- Location of Wade, Maine
- Coordinates: 46°45′53″N 68°14′25″W﻿ / ﻿46.76472°N 68.24028°W
- Country: United States
- State: Maine
- County: Aroostook
- Village: North Wade

Area
- • Total: 36.37 sq mi (94.20 km^{2})
- • Land: 36.11 sq mi (93.52 km^{2})
- • Water: 0.26 sq mi (0.67 km^{2})
- Elevation: 791 ft (241 m)

Population (2020)
- • Total: 229
- • Density: 6.2/sq mi (2.4/km^{2})
- Time zone: UTC-5 (Eastern (EST))
- • Summer (DST): UTC-4 (EDT)
- ZIP Code: 04786
- Area code: 207
- FIPS code: 23-79270
- GNIS feature ID: 582783

= Wade, Maine =

Town in Maine, United States

Wade is a town in Aroostook County, Maine, United States. The population was 229 at the 2020 census.

==Education==

Wade is a part of Maine School Administrative District 45, which includes Washburn, Wade and Perham.

==Etymology==

At present, the origin of the name is an enigma, but the community was formerly known as "Dunntown".

==Geography==
According to the United States Census Bureau, the town has a total area of 36.37 sqmi, of which 36.11 sqmi is land and 0.26 sqmi is water.

==Demographics==

Historical population
| Census | Pop. | Note | %± |
| 1870 | 76 |  | — |
| 1880 | 131 |  | 72.4% |
| 1890 | 158 |  | 20.6% |
| 1900 | 271 |  | 71.5% |
| 1910 | 318 |  | 17.3% |
| 1920 | 385 |  | 21.1% |
| 1930 | 384 |  | −0.3% |
| 1940 | 335 |  | −12.8% |
| 1950 | 343 |  | 2.4% |
| 1960 | 220 |  | −35.9% |
| 1970 | 255 |  | 15.9% |
| 1980 | 285 |  | 11.8% |
| 1990 | 243 |  | −14.7% |
| 2000 | 250 |  | 2.9% |
| 2010 | 283 |  | 13.2% |
| 2020 | 229 |  | −19.1% |
U.S. Decennial Census

===2010 census===
As of the census of 2010, there were 283 people, 112 households, and 76 families living in the town. The population density was 7.8 PD/sqmi. There were 129 housing units at an average density of 3.6 /sqmi. The racial makeup of the town was 97.9% White, 1.4% Asian, 0.4% from other races, and 0.4% from two or more races. Hispanic or Latino of any race were 1.4% of the population.
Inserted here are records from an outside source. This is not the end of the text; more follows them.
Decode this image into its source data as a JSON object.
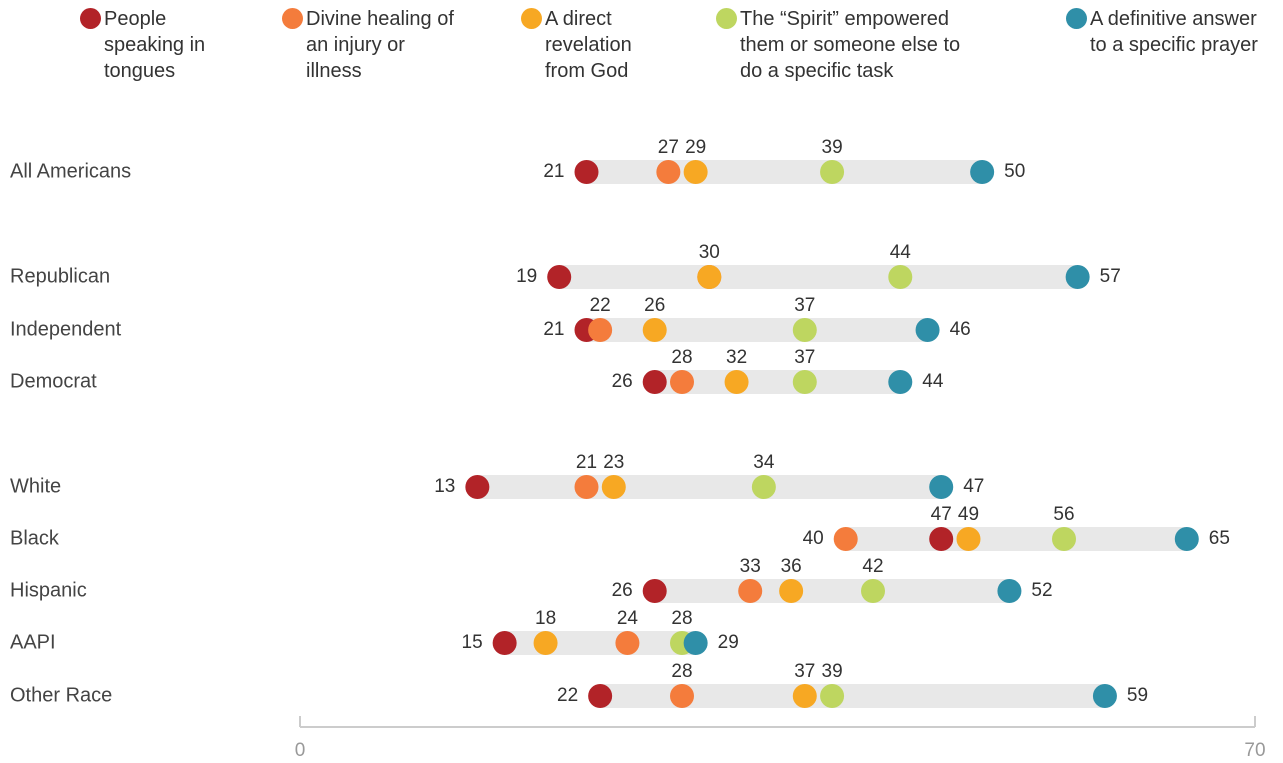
{
  "chart_data": {
    "type": "dot",
    "categories": [
      "All Americans",
      "Republican",
      "Independent",
      "Democrat",
      "White",
      "Black",
      "Hispanic",
      "AAPI",
      "Other Race"
    ],
    "series": [
      {
        "name": "People speaking in tongues",
        "color": "#b22328",
        "values": [
          21,
          19,
          21,
          26,
          13,
          47,
          26,
          15,
          22
        ]
      },
      {
        "name": "Divine healing of an injury or illness",
        "color": "#f47c3c",
        "values": [
          27,
          30,
          22,
          28,
          21,
          40,
          33,
          24,
          28
        ]
      },
      {
        "name": "A direct revelation from God",
        "color": "#f7a823",
        "values": [
          29,
          30,
          26,
          32,
          23,
          49,
          36,
          18,
          37
        ]
      },
      {
        "name": "The “Spirit”  empowered them or someone else to do a specific task",
        "color": "#bed660",
        "values": [
          39,
          44,
          37,
          37,
          34,
          56,
          42,
          28,
          39
        ]
      },
      {
        "name": "A definitive answer to a specific prayer",
        "color": "#2f8fa8",
        "values": [
          50,
          57,
          46,
          44,
          47,
          65,
          52,
          29,
          59
        ]
      }
    ],
    "xlim": [
      0,
      70
    ],
    "xticks": [
      0,
      70
    ]
  }
}
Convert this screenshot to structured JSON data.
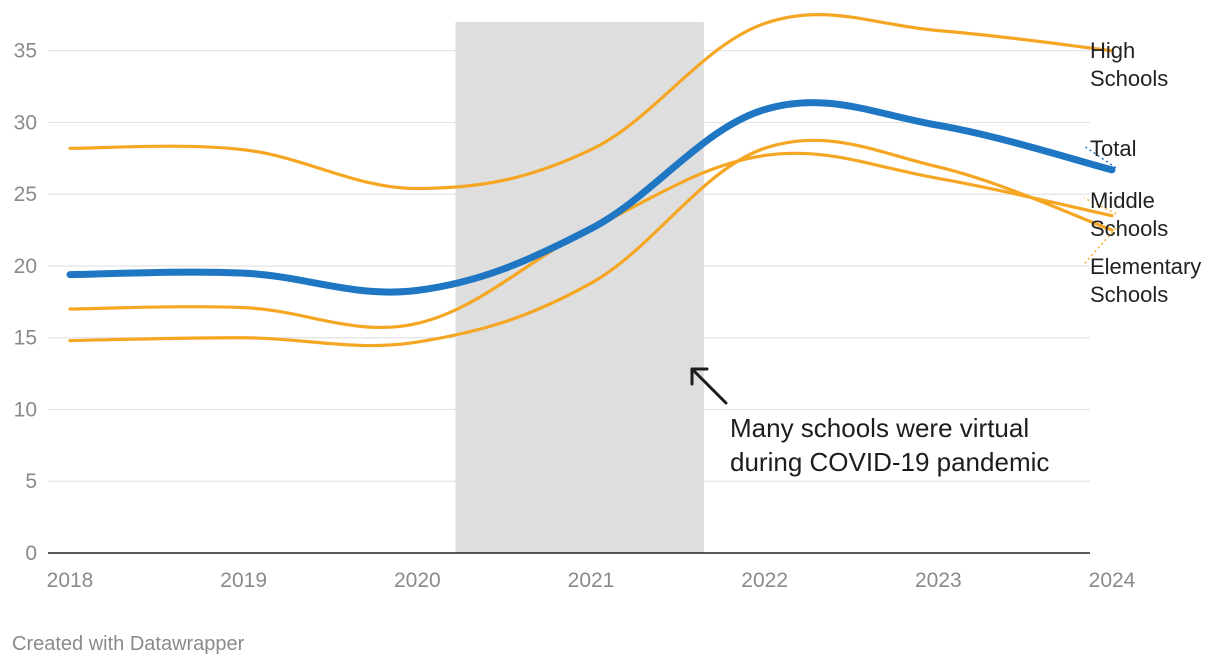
{
  "chart_data": {
    "type": "line",
    "x": [
      2018,
      2019,
      2020,
      2021,
      2022,
      2023,
      2024
    ],
    "xlim": [
      2018,
      2024
    ],
    "ylim": [
      0,
      37
    ],
    "yticks": [
      0,
      5,
      10,
      15,
      20,
      25,
      30,
      35
    ],
    "xticks": [
      "2018",
      "2019",
      "2020",
      "2021",
      "2022",
      "2023",
      "2024"
    ],
    "grid": "horizontal",
    "highlight_range": [
      2020.22,
      2021.65
    ],
    "series": [
      {
        "name": "High Schools",
        "label_lines": [
          "High",
          "Schools"
        ],
        "color": "#f5a623",
        "values": [
          28.2,
          28.1,
          25.4,
          28.1,
          36.9,
          36.4,
          35.0
        ]
      },
      {
        "name": "Total",
        "label_lines": [
          "Total"
        ],
        "color": "#1f77c4",
        "values": [
          19.4,
          19.5,
          18.3,
          22.6,
          30.9,
          29.8,
          26.7
        ]
      },
      {
        "name": "Middle Schools",
        "label_lines": [
          "Middle",
          "Schools"
        ],
        "color": "#f5a623",
        "values": [
          17.0,
          17.1,
          16.0,
          22.6,
          27.7,
          26.1,
          23.5
        ]
      },
      {
        "name": "Elementary Schools",
        "label_lines": [
          "Elementary",
          "Schools"
        ],
        "color": "#f5a623",
        "values": [
          14.8,
          15.0,
          14.7,
          18.8,
          28.2,
          26.9,
          22.5
        ]
      }
    ],
    "annotation": {
      "lines": [
        "Many schools were virtual",
        "during COVID-19 pandemic"
      ]
    }
  },
  "footer": {
    "credit": "Created with Datawrapper"
  }
}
There were 112 households, of which 25.0% had children under the age of 18 living with them, 60.7% were married couples living together, 4.5% had a female householder with no husband present, 2.7% had a male householder with no wife present, and 32.1% were non-families. 25.0% of all households were made up of individuals, and 13.4% had someone living alone who was 65 years of age or older. The average household size was 2.53 and the average family size was 2.97.
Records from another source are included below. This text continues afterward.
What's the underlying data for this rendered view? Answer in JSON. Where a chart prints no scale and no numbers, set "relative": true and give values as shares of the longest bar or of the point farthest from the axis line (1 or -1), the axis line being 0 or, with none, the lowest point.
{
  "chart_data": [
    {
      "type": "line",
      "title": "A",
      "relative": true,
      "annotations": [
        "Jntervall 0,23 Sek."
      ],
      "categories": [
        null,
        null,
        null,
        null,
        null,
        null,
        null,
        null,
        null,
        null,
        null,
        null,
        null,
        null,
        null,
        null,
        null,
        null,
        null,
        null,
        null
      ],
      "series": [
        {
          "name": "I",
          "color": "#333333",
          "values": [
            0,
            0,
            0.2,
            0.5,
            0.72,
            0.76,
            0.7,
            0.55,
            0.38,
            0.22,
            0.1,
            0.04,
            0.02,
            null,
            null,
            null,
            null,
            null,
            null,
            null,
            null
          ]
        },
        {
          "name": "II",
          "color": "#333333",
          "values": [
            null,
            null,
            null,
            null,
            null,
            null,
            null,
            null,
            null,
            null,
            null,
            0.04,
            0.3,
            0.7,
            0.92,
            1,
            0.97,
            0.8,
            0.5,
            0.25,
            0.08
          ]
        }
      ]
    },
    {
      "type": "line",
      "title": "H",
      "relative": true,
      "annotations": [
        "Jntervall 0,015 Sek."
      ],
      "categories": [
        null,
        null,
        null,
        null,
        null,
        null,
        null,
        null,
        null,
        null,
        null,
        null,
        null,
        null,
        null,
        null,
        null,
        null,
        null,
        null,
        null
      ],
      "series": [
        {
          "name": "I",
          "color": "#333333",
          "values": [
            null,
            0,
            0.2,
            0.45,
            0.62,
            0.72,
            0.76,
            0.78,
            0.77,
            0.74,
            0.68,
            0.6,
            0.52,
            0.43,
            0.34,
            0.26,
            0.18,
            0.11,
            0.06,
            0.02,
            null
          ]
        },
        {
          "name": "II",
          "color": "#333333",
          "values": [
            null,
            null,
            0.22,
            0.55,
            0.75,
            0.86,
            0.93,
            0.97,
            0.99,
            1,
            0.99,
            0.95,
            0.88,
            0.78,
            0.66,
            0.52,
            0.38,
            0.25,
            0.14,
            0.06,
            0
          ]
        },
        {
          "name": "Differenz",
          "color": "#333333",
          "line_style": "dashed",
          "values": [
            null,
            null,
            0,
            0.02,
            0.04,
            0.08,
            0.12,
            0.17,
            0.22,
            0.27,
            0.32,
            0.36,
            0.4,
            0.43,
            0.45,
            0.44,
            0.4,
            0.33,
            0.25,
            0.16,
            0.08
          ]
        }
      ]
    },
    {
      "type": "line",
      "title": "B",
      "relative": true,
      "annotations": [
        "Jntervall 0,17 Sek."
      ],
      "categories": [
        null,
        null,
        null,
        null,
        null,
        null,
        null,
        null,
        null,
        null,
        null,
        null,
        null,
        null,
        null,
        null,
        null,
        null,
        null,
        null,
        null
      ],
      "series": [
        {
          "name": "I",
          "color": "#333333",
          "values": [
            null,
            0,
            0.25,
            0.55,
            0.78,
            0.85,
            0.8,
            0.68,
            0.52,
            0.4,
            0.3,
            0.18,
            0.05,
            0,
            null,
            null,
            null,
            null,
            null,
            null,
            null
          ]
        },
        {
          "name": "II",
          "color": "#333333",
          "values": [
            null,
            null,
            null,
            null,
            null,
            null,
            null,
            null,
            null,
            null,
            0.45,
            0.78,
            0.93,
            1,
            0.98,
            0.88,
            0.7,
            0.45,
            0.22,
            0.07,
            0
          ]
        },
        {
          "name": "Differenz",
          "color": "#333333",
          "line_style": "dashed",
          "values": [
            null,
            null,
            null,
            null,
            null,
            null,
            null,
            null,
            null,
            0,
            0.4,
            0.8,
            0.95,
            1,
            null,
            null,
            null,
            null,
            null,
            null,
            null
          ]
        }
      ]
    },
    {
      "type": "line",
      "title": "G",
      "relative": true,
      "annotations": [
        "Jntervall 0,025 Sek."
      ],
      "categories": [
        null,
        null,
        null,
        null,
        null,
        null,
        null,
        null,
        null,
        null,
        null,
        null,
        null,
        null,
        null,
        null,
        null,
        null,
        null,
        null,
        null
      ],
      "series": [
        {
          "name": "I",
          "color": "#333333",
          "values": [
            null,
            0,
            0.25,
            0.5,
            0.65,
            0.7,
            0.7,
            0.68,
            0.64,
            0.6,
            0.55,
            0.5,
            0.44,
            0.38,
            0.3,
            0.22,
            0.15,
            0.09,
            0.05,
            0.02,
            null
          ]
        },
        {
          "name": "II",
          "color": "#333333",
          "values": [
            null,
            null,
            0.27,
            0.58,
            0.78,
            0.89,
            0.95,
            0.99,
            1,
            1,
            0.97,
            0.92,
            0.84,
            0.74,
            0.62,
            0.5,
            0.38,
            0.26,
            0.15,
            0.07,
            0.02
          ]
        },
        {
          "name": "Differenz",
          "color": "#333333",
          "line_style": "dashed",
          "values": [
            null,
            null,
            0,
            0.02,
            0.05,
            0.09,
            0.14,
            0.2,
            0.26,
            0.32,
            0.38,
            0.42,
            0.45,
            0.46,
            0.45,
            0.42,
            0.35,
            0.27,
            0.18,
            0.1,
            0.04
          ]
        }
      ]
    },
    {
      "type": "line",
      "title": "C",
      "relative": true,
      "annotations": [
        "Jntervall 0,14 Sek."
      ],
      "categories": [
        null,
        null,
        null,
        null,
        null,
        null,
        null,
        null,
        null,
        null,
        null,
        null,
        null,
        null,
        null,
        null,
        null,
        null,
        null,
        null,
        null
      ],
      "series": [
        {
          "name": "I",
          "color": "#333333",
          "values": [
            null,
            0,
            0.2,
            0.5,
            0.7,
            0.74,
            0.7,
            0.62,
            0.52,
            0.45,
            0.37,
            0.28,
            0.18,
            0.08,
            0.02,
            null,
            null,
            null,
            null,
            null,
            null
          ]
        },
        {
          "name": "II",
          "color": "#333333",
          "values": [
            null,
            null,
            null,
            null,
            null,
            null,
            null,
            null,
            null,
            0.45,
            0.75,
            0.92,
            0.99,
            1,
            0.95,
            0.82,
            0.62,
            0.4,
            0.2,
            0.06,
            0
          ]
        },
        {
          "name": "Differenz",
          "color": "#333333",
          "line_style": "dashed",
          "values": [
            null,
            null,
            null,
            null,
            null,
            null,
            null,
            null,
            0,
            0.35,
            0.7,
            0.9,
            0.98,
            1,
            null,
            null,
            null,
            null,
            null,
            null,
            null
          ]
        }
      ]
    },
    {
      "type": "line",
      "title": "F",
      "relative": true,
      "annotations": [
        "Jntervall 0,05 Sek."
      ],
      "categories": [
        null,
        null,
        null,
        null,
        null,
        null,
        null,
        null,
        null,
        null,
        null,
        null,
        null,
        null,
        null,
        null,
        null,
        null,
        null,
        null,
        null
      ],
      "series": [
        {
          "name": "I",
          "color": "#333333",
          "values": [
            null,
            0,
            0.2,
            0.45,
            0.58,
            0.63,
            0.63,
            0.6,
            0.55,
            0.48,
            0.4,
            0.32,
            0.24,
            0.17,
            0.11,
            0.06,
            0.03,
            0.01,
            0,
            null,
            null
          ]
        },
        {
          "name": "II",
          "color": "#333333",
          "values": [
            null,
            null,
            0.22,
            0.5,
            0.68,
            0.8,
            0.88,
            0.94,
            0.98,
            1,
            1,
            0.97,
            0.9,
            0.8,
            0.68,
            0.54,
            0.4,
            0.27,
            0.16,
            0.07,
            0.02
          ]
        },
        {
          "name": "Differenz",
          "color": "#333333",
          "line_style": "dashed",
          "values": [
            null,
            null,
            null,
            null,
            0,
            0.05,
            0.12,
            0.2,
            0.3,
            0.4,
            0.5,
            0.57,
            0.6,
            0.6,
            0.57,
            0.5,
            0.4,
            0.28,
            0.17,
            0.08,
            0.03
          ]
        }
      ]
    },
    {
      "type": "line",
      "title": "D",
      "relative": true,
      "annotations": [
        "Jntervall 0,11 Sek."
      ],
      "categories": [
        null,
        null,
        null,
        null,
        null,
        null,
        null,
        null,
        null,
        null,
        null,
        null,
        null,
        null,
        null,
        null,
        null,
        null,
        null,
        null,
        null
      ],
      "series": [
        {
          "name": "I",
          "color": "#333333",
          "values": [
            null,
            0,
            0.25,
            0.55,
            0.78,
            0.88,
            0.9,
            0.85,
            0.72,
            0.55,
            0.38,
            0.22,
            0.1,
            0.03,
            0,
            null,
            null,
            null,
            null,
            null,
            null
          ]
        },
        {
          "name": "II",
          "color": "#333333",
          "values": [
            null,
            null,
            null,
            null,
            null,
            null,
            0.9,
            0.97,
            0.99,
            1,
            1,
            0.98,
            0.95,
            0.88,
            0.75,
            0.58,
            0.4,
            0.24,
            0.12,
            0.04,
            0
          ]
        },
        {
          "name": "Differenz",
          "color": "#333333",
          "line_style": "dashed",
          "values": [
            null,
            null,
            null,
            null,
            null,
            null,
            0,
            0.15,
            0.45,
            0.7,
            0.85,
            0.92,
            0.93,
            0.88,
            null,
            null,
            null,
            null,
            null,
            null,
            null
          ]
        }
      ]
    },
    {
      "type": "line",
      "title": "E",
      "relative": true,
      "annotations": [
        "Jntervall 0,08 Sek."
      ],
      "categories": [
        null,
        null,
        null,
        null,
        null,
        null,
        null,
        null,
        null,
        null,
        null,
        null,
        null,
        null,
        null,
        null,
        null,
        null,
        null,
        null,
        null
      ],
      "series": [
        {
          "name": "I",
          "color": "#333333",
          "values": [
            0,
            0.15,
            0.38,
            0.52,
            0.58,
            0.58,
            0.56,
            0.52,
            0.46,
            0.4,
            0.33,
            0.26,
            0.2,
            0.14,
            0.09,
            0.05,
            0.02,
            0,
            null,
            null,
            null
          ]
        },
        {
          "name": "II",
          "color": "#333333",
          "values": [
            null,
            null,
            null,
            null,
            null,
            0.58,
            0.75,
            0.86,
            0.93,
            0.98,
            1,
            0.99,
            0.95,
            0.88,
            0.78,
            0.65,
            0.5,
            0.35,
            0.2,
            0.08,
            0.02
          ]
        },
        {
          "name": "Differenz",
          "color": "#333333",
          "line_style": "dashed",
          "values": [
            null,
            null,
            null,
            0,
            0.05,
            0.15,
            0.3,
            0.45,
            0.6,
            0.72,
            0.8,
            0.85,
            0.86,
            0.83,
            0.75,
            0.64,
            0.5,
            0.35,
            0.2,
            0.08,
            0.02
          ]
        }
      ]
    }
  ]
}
The median age in the town was 47.4 years. 17.7% of residents were under the age of 18; 8.8% were between the ages of 18 and 24; 20.1% were from 25 to 44; 37.2% were from 45 to 64; and 16.3% were 65 years of age or older. The gender makeup of the town was 53.4% male and 46.6% female.

===2000 census===
As of the census of 2000, there were 250 people, 97 households, and 68 families living in the town. The population density was 6.9 people per square mile (2.7/km^{2}). There were 118 housing units at an average density of 3.3 per square mile (1.3/km^{2}). The racial makeup of the town was 99.20% White, 0.40% African American, and 0.40% from two or more races.

There were 97 households, out of which 30.9% had children under the age of 18 living with them, 60.8% were married couples living together, 7.2% had a female householder with no husband present, and 28.9% were non-families. 21.6% of all households were made up of individuals, and 7.2% had someone living alone who was 65 years of age or older. The average household size was 2.58 and the average family size was 3.01.

In the town, the population was spread out, with 25.2% under the age of 18, 6.4% from 18 to 24, 25.2% from 25 to 44, 30.8% from 45 to 64, and 12.4% who were 65 years of age or older. The median age was 42 years. For every 100 females, there were 117.4 males. For every 100 females age 18 and over, there were 112.5 males.

The median income for a household in the town was $34,375, and the median income for a family was $38,125. Males had a median income of $31,250 versus $22,500 for females. The per capita income for the town was $14,501. About 6.2% of families and 9.6% of the population were below the poverty line, including 13.7% of those under the age of eighteen and 14.3% of those 65 or over.